In general, the only good way to size your hardware is to perform tests using your software and then calculate the total lifecycle cost including power, maintenance, mid-cycle upgrades, etc. In general, I’d expect 1 DPC to be a win over <1 DPC in almost every case, just because it makes the (expensive!) CPU more efficient for a very small additional cost (given the same amount of total RAM)
Going from 1 DPC to 2 DPC depends on the amount of RAM that your use needs. If you need tons of RAM, then you need tons of RAM, and 2 DPC will be more efficient than buying hyper-expensive maximum-size DIMMs, buying 2x as many servers, or swapping data to/from disk.

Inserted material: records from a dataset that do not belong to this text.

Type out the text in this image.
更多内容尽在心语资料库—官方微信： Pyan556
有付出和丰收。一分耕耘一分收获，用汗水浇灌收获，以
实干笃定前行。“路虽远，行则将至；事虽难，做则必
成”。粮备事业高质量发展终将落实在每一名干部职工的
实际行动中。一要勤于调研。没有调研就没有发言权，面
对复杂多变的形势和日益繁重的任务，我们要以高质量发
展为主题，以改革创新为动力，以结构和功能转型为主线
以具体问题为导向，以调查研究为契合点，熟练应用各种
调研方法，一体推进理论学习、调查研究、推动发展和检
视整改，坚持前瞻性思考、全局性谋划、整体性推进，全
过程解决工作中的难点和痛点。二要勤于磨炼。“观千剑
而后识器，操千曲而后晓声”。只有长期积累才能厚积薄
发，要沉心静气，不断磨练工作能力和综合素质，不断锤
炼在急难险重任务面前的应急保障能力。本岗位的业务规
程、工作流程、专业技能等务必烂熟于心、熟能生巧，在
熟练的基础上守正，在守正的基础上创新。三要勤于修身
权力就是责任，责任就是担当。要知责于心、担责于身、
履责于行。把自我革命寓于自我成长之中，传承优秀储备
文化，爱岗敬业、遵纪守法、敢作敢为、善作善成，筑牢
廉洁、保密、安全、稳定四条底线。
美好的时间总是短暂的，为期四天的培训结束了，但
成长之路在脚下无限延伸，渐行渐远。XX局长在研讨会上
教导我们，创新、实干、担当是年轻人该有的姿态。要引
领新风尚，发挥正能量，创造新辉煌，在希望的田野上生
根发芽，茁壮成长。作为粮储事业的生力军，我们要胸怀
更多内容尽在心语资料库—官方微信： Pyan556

Empty DIMM slots present less cross section to air flow.
So I would like to also know about CPU temperature vs. DIMM slot utilization.
Micheal’s article: “DDR5 Memory Channel Scaling Performance With AMD EPYC 9004 Series” found that on the geometric mean using only 10 channels costs 10% memory performance with a potential savings of several hundred dollars or more. For some workloads the performance was equal.
@emerth
Server OEMs put dummy DIMMs (blocks of plastic) in the slots if they are not populated. That ensures that the airflow profile is the same regardless of the number of DIMMs.
Thanks, @Chris S!
So more memory channels means more memory bandwidth? Okay, but the pertinent question isn’t “How much does this increase the available memory bandwidth?”, it’s “How does this impact performance (in our use case)?” This entire article is saying nothing of value.
Wasn’t this always a question how the motherboard / memory controller is designed?
Whether its a dual, quad, hexa or octa channel design.
So the 1st question to me would be what the maximum number of channels is, that the particular mainboard supports. If it fits with the number of memory slots on board well, then it is a good idea to use them all.
I gotta be honest, I second what Vincele said. It depends on the budget and apps you’re using.
In my experience, there is practically run to run variance of a difference for rendering tasks – aka might not be worth the extra money for populating all the channels.